Allarme lavoro del Governo: i posti che salteranno nel 2021

7 Dicembre 2020 | Autore:
Allarme lavoro del Governo: i posti che salteranno nel 2021

I numeri che spaventano il ministero: alla scadenza del divieto di licenziamento ci potrebbero essere un milione di esuberi. Cosa si pensa di fare per evitarlo?

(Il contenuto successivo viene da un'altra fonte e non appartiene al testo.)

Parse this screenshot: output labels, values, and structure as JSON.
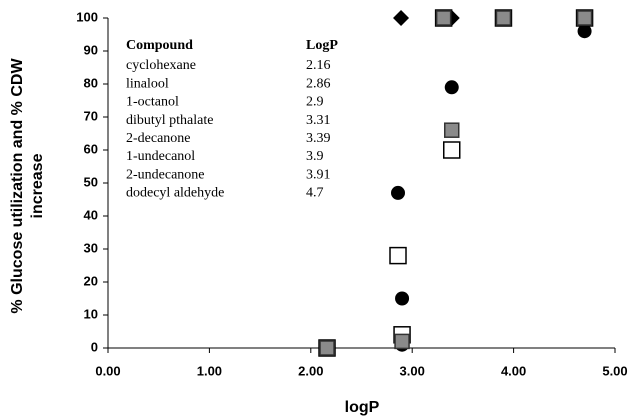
{
  "chart_data": {
    "type": "scatter",
    "xlabel": "logP",
    "ylabel": [
      "% Glucose utilization and % CDW",
      "increase"
    ],
    "xlim": [
      0,
      5
    ],
    "xticks": [
      {
        "value": 0,
        "label": "0.00"
      },
      {
        "value": 1,
        "label": "1.00"
      },
      {
        "value": 2,
        "label": "2.00"
      },
      {
        "value": 3,
        "label": "3.00"
      },
      {
        "value": 4,
        "label": "4.00"
      },
      {
        "value": 5,
        "label": "5.00"
      }
    ],
    "ylim": [
      0,
      100
    ],
    "yticks": [
      0,
      10,
      20,
      30,
      40,
      50,
      60,
      70,
      80,
      90,
      100
    ],
    "series": [
      {
        "marker": "diamond",
        "color": "#000000",
        "x": [
          2.16,
          2.89,
          3.39
        ],
        "values": [
          0,
          100,
          100
        ]
      },
      {
        "marker": "circle",
        "color": "#000000",
        "x": [
          2.16,
          2.86,
          2.9,
          2.9,
          3.31,
          3.39,
          3.9,
          4.7
        ],
        "values": [
          0,
          47,
          15,
          1,
          100,
          79,
          100,
          96
        ]
      },
      {
        "marker": "open-square",
        "color": "#000000",
        "x": [
          2.16,
          2.86,
          2.9,
          3.31,
          3.39,
          3.9,
          4.7
        ],
        "values": [
          0,
          28,
          4,
          100,
          60,
          100,
          100
        ]
      },
      {
        "marker": "gray-square",
        "color": "#8a8a8a",
        "x": [
          2.16,
          2.9,
          3.31,
          3.39,
          3.9,
          4.7
        ],
        "values": [
          0,
          2,
          100,
          66,
          100,
          100
        ]
      }
    ],
    "annotation_table": {
      "header": [
        "Compound",
        "LogP"
      ],
      "rows": [
        [
          "cyclohexane",
          2.16
        ],
        [
          "linalool",
          2.86
        ],
        [
          "1-octanol",
          2.9
        ],
        [
          "dibutyl pthalate",
          3.31
        ],
        [
          "2-decanone",
          3.39
        ],
        [
          "1-undecanol",
          3.9
        ],
        [
          "2-undecanone",
          3.91
        ],
        [
          "dodecyl aldehyde",
          4.7
        ]
      ]
    }
  }
}
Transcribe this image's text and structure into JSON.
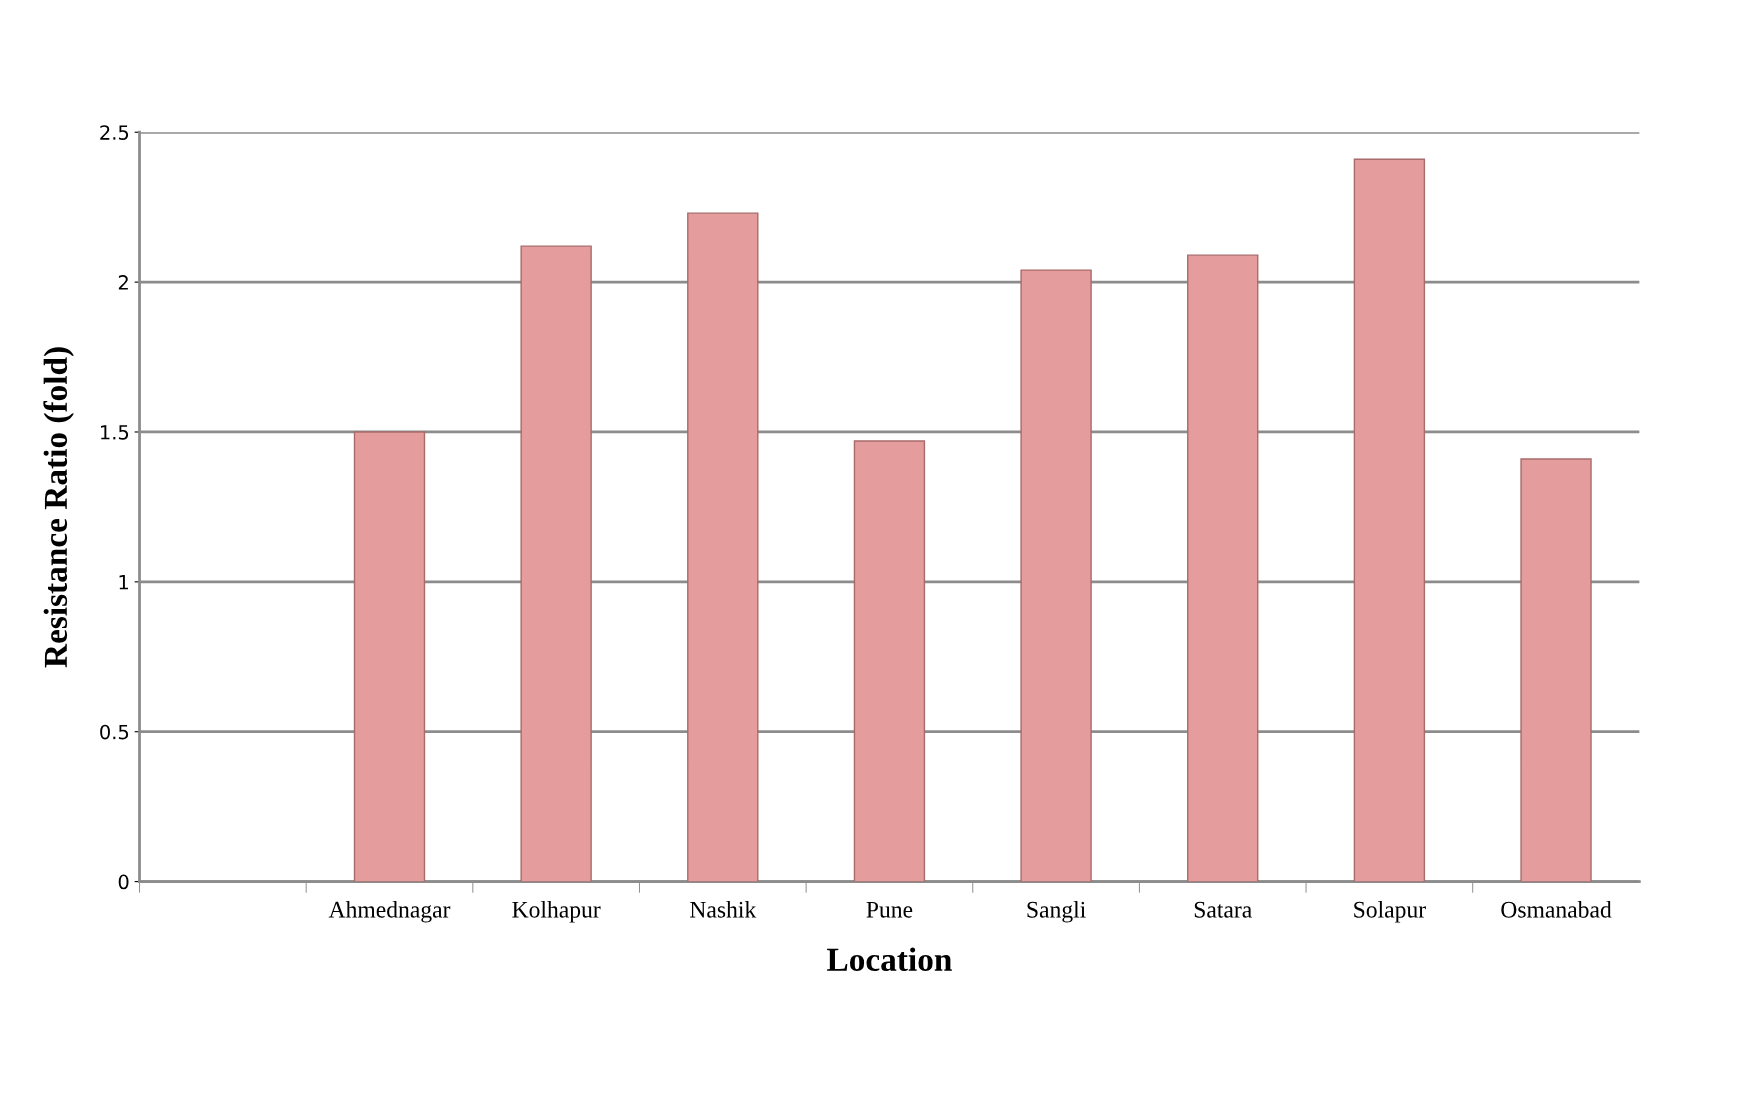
{
  "chart_data": {
    "type": "bar",
    "xlabel": "Location",
    "ylabel": "Resistance Ratio (fold)",
    "categories": [
      null,
      "Ahmednagar",
      "Kolhapur",
      "Nashik",
      "Pune",
      "Sangli",
      "Satara",
      "Solapur",
      "Osmanabad"
    ],
    "values": [
      null,
      1.5,
      2.12,
      2.23,
      1.47,
      2.04,
      2.09,
      2.41,
      1.41
    ],
    "color": "#e59c9c",
    "ylim": [
      0,
      2.5
    ],
    "yticks": [
      0,
      0.5,
      1,
      1.5,
      2,
      2.5
    ],
    "grid": "y"
  }
}
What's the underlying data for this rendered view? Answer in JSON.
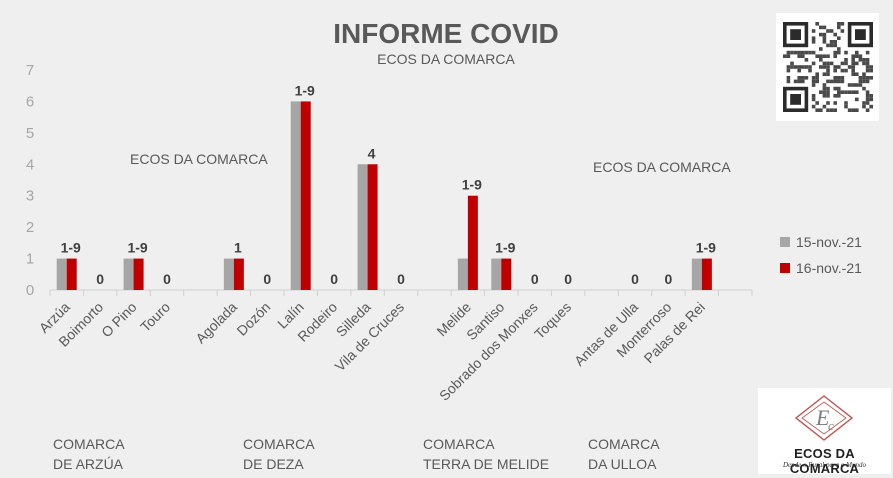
{
  "chart_data": {
    "type": "bar",
    "title": "INFORME COVID",
    "subtitle": "ECOS DA COMARCA",
    "watermarks": [
      "ECOS DA COMARCA",
      "ECOS DA COMARCA"
    ],
    "ylim": [
      0,
      7
    ],
    "yticks": [
      0,
      1,
      2,
      3,
      4,
      5,
      6,
      7
    ],
    "categories": [
      "Arzúa",
      "Boimorto",
      "O Pino",
      "Touro",
      "",
      "Agolada",
      "Dozón",
      "Lalín",
      "Rodeiro",
      "Silleda",
      "Vila de Cruces",
      "",
      "Melide",
      "Santiso",
      "Sobrado dos Monxes",
      "Toques",
      "",
      "Antas de Ulla",
      "Monterroso",
      "Palas de Rei",
      ""
    ],
    "series": [
      {
        "name": "15-nov.-21",
        "color": "#a6a6a6",
        "values": [
          1,
          0,
          1,
          0,
          null,
          1,
          0,
          6,
          0,
          4,
          0,
          null,
          1,
          1,
          0,
          0,
          null,
          0,
          0,
          1,
          null
        ]
      },
      {
        "name": "16-nov.-21",
        "color": "#c00000",
        "values": [
          1,
          0,
          1,
          0,
          null,
          1,
          0,
          6,
          0,
          4,
          0,
          null,
          3,
          1,
          0,
          0,
          null,
          0,
          0,
          1,
          null
        ]
      }
    ],
    "data_labels": [
      "1-9",
      "0",
      "1-9",
      "0",
      "",
      "1",
      "0",
      "1-9",
      "0",
      "4",
      "0",
      "",
      "1-9",
      "1-9",
      "0",
      "0",
      "",
      "0",
      "0",
      "1-9",
      ""
    ],
    "legend_position": "right",
    "groups": [
      {
        "line1": "COMARCA",
        "line2": "DE ARZÚA"
      },
      {
        "line1": "COMARCA",
        "line2": "DE DEZA"
      },
      {
        "line1": "COMARCA",
        "line2": "TERRA DE MELIDE"
      },
      {
        "line1": "COMARCA",
        "line2": "DA ULLOA"
      }
    ]
  },
  "logo": {
    "brand": "ECOS DA COMARCA",
    "tagline": "Dende o Rural para o Mundo"
  }
}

Un bagno di sangue. È quello che prevede il Governo per il 2021 sul fronte del lavoro. Specialmente dal 31 marzo in poi, quando scadrà il divieto di licenziamento e le aziende potranno «alleggerire» i propri organici. Secondo le stime, già prima dell’estate potrebbero saltare 250mila posti. Altri 750mila circa spariranno entro la fine del prossimo anno. Totale, un milione di nuovi disoccupati. A cui bisogna aggiungere gli oltre 400mila precari i cui contratti non sono stati rinnovati.

In realtà, si tratta di un problema posticipato: secondo la Banca d’Italia, già nel corso del 2020, la cassa integrazione ha salvato 600mila posti di lavoro. Se non fosse stato esteso l’ammortizzatore sociale per via dell’emergenza Covid, gli esuberi sarebbero stati 100mila in più.

Davanti all’evidenza, il ministro del Lavoro, Nunzia Catalfo, cerca di mettere un «tappo» per evitare che la fuoriuscita di lavoratori svuoti il mercato più del dovuto e crei un allarme sociale. Catalfo ha in mente un piano straordinario che coinvolge le Regioni e l’Anpal, l’Agenzia nazionale per le politiche attive sul lavoro. Ma per ora resta un’idea non priva di ostacoli.

C’è, infatti, da consolidare gli strumenti con cui gestire il mercato occupazionale. In primis, la stessa Anpal, che attende i 500 milioni di euro stanziati dalla legge di Bilancio e la stabilizzazione veloce di oltre 500 milioni di precari. Nella maggioranza di Governo, il Pd spinge in questa direzione, mentre il Movimento 5 Stelle punta (ancora) sui navigator e chiede di rinnovare i 2.700 contratti in scadenza ad aprile 2021 fino alla fine del 2022.

Poi, ci sono le Regioni. C’è da concludere il percorso di assunzione di 11.600 nuovi addetti ai Centri per l’impiego, oltre ad incassare il miliardo di euro previsto per la riforma di queste strutture. Tutto è bloccato dalla burocrazia.

Il tempo è tiranno e la data del 31 marzo si avvicina senza un piano concreto. La situazione si sta facendo talmente seria che perfino Luigi Di Maio propone di rivedere il «suo» Reddito di cittadinanza, lasciandolo come sussidio di sostegno alla povertà, scorporando la parte di incentivo al lavoro.

Accanto a questa possibile soluzione, si tenterà di collegare Naspi e cassa integrazione alla riqualificazione professionale per tentare di ridurre la durata della disoccupazione (e, conseguentemente, il numero dei trattamenti Inps).

Infine, Catalfo pensa di mettere mano ai prepensionamenti. Magari valutando la proposta dei rappresentanti di lavoratori e imprese, che chiedono di allargare il contratto di espansione alle aziende di medie dimensioni con almeno 250 dipendenti, attivandolo a 7 anni dalla pensione e non più a 5. In questo modo, verrebbe favorito l’esodo dei dipendenti con maggiore anzianità e l’ingresso di chi deve ancora affacciarsi al mondo del lavoro.